I found out yesterday when someone on Facebook posted “RIP Prince, you sexy MF.” I’ve been taken in by several dead celebrity hoaxes, so I held in the disappointment until I could get online and check out the reputable sources. MSN confirmed it with the “breaking news” headline reading “Superstar musician Prince dead at 57.” Cliche’ as it may sound, when I read that, a little piece of me died.

It’s been a rough year for me musically. First Bowie, then Haggard, and now Prince, but Prince seems the hardest to take because of the three, he most belonged to my generation. We were the ones destined to “party like it’s 1999,” which seemed so far away the first time I heard it. Prince was a large part of the voice of Generation X. 1999 was our middle school anthem, we started high school with Purple Rain, graduated with Paisley Park and went off to college with Sign O’ the Times.

He sang to us about us.

Prince’s music became the first stuff I had to hide from Mama, and most of my friends were the same way. We could get away with the double entendres of Little Red Corvette, but it was hard to mistake what he was talking about in the words to Darling Nikki, even if I did have to look up the word “masturbate” because that particular term hadn’t come up in everyday conversation by 1985 in my small Southern town. One of the best friends I ever had was actually named Nikki. We had first period study hall together my senior year and I loved to aggravate her with that song. All I had to do was hum the first few bars and she’d get all red in the face.

She’s dead now too, victim of a horrible DUI single car crash about 25 years gone. Whenever Darling Nikki runs through my mind out of the blue, I tell myself it’s her trying to communicate from The Beyond . . . nothing wrong with a little white lie to myself, after all.

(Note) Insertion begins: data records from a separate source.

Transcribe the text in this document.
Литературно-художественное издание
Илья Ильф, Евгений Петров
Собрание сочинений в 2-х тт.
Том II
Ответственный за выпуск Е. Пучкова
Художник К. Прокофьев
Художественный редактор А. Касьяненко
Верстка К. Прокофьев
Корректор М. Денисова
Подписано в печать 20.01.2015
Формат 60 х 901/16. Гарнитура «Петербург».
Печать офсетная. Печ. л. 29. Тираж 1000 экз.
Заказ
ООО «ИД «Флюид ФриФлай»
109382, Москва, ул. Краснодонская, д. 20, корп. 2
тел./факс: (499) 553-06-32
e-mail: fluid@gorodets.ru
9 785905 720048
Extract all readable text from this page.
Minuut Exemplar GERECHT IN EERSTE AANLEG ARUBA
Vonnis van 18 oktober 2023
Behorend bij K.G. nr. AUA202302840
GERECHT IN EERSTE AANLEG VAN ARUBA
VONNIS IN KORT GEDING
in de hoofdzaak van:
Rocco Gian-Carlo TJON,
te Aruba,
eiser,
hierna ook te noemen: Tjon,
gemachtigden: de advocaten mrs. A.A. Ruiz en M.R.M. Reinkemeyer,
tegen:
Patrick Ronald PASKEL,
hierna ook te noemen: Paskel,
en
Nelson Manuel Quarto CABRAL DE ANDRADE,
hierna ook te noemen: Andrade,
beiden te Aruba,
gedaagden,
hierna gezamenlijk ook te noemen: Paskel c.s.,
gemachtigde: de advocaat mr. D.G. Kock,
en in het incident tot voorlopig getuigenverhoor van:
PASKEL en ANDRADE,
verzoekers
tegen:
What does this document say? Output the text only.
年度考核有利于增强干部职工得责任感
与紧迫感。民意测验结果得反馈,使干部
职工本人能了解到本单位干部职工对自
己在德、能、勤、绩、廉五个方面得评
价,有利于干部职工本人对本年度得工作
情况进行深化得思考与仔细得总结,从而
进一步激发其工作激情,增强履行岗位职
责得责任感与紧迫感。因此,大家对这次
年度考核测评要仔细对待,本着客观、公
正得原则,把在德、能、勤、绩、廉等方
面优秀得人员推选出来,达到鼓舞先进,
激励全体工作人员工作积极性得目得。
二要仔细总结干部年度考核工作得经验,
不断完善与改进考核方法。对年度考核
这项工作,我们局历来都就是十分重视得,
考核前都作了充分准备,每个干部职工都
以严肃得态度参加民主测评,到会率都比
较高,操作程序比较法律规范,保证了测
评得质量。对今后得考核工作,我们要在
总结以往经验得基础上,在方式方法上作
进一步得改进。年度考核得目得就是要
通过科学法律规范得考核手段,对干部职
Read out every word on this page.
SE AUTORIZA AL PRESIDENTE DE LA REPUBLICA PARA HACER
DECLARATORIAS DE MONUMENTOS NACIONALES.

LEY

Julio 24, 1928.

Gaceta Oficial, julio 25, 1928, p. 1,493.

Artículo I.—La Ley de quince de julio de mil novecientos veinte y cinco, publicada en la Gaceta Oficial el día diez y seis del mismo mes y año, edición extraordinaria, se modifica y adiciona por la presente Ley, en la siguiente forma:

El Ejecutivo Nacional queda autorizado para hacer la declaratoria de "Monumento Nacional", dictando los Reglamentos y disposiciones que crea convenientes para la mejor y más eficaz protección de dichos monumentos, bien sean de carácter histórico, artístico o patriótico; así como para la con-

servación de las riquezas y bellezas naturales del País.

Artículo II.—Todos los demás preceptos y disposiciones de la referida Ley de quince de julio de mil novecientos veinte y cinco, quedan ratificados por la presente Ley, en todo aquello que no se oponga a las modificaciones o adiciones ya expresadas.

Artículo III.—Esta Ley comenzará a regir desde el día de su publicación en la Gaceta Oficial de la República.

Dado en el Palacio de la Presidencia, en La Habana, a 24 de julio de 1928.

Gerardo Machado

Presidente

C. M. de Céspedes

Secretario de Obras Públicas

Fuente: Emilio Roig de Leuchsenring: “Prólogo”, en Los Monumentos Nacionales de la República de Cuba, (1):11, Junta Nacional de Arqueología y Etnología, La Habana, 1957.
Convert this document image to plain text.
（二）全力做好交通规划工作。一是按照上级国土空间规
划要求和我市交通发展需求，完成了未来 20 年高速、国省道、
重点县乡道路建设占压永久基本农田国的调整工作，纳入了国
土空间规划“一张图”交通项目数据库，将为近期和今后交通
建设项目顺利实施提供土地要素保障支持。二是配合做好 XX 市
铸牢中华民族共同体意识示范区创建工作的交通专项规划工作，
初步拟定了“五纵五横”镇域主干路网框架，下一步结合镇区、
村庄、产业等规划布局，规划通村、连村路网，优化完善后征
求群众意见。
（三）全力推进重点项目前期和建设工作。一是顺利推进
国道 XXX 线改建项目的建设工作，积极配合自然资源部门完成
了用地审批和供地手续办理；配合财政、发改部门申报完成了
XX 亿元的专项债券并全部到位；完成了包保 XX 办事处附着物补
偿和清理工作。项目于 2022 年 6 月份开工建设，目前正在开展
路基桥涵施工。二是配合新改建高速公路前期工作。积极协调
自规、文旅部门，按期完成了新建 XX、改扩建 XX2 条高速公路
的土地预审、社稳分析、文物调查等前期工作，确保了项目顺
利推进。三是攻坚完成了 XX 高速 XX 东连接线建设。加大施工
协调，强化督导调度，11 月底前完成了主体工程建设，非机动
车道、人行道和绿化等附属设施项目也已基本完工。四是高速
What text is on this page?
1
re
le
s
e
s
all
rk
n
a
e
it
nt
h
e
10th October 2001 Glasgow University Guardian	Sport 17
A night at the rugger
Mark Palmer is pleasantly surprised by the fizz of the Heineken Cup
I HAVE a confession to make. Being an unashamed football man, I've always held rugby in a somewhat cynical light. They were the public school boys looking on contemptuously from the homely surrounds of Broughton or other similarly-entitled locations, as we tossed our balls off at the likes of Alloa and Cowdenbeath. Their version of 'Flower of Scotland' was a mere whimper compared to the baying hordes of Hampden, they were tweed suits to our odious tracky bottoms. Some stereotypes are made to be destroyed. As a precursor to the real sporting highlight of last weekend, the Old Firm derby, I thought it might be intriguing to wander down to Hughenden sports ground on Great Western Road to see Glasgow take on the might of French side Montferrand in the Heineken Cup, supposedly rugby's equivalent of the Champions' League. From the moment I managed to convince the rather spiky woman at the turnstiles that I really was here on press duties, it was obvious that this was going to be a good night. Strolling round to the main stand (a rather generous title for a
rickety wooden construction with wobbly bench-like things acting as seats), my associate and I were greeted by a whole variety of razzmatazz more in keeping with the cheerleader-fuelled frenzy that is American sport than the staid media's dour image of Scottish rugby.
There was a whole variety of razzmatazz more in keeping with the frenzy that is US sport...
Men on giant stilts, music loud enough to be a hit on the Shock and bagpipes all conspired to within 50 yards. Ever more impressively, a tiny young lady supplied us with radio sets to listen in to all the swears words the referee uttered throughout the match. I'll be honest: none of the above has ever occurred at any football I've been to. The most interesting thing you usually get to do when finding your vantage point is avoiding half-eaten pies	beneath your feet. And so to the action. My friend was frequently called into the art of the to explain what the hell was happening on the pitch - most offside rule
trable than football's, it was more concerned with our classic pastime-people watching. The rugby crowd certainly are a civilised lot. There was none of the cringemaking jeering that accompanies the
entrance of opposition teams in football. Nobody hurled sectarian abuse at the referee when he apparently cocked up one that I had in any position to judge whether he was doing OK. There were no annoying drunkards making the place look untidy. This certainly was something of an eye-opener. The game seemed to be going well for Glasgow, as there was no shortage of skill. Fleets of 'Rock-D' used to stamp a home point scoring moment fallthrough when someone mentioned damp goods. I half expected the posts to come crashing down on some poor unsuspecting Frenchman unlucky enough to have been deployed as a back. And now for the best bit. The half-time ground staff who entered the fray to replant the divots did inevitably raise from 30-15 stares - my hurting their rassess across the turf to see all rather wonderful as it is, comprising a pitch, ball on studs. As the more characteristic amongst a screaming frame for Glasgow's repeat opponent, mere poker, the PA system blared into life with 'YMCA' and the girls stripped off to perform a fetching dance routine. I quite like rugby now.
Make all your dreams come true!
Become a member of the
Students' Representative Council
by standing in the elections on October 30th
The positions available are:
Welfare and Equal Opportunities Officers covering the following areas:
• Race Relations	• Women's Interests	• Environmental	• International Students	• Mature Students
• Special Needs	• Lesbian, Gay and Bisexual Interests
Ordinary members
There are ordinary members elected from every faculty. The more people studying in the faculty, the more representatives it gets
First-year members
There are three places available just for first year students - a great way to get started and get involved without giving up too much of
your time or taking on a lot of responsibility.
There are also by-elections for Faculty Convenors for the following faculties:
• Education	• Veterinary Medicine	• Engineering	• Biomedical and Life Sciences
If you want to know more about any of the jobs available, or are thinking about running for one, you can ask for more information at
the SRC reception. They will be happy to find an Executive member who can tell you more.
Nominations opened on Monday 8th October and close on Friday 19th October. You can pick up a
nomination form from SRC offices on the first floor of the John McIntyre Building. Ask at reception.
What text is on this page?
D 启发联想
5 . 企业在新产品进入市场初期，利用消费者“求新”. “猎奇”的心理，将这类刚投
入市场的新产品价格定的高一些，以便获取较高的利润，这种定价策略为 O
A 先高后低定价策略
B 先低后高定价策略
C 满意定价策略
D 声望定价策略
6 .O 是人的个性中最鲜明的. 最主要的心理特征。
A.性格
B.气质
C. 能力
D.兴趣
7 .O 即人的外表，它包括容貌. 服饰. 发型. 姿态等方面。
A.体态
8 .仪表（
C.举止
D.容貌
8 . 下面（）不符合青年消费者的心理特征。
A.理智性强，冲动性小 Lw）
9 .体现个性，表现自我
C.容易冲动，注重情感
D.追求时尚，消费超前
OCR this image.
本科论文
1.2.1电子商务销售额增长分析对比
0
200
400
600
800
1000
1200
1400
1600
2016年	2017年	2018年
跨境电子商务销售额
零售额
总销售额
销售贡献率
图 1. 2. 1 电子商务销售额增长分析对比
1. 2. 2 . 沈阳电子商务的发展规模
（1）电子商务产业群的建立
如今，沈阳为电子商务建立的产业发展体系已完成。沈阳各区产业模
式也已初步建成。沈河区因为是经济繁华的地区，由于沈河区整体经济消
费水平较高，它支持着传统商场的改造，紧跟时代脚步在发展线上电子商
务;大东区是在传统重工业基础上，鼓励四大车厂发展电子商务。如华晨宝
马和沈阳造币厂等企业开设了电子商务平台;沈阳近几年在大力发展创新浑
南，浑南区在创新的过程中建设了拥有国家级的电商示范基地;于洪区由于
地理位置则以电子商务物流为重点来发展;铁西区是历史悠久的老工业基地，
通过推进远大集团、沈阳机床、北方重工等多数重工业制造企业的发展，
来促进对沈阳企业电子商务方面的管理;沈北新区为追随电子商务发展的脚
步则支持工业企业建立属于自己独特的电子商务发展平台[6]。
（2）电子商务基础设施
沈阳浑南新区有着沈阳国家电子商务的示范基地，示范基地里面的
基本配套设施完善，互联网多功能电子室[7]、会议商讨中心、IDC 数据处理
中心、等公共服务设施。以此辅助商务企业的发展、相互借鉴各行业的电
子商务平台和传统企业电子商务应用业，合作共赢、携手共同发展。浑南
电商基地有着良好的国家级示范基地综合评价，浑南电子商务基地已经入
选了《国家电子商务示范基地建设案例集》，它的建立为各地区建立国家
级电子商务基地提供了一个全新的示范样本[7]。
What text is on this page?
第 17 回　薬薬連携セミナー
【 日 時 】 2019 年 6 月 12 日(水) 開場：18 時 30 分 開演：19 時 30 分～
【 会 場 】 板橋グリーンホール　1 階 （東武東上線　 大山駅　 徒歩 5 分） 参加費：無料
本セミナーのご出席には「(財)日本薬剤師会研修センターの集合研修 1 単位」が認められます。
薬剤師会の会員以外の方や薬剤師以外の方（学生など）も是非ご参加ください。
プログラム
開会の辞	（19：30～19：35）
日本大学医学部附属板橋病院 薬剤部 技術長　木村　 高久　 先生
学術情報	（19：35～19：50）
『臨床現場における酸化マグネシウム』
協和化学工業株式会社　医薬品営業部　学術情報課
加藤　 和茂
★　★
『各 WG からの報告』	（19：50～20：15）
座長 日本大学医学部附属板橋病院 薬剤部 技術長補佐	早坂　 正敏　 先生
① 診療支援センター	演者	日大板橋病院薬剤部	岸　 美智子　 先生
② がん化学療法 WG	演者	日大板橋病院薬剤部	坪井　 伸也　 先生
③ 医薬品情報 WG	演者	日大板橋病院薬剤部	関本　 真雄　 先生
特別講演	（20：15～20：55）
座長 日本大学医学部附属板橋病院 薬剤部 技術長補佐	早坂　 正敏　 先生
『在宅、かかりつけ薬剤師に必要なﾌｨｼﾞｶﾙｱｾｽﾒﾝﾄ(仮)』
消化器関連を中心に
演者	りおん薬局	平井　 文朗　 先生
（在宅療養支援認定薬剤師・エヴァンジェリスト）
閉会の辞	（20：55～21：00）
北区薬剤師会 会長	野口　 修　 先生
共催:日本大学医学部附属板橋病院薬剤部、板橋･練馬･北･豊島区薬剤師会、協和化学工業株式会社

Thing about Prince was his whole albums were good and not just the few singles which got the air time. In fact, my two favorite Prince songs I don’t ever remember hearing on the radio at all. I adore “Sometimes it Snows in April” off Under a Cherry Moon and my all-time favorite is “Starfish and Coffee” from Sign O’ the Times. Every one of his albums had not one but several un-aired hidden gems so I usually bought the cassettes as soon as they dropped so I could find them.Image result for prince

He was a strange duck in a lot of ways, of course, but — just like being able to pull off purple crushed velvet suits onstage — it was his plethora of quirks which made him so endearing to his fans. I remember when his record company tried to tell him he couldn’t use his own name for his own purposes so what did he do? He legally changed his name to a symbol that ASCII doesn’t reproduce anywhere I can find under any combination of keys. He went his own way, but he was always true to the music . . . always.

A big part of my younger self developed around listening to Prince and this world is a sadder, much less purple paisley place now that he’s gone.

So, remember I love y’all, keep those feet clean, and if the elevator tries to break you down — GO CRAZY!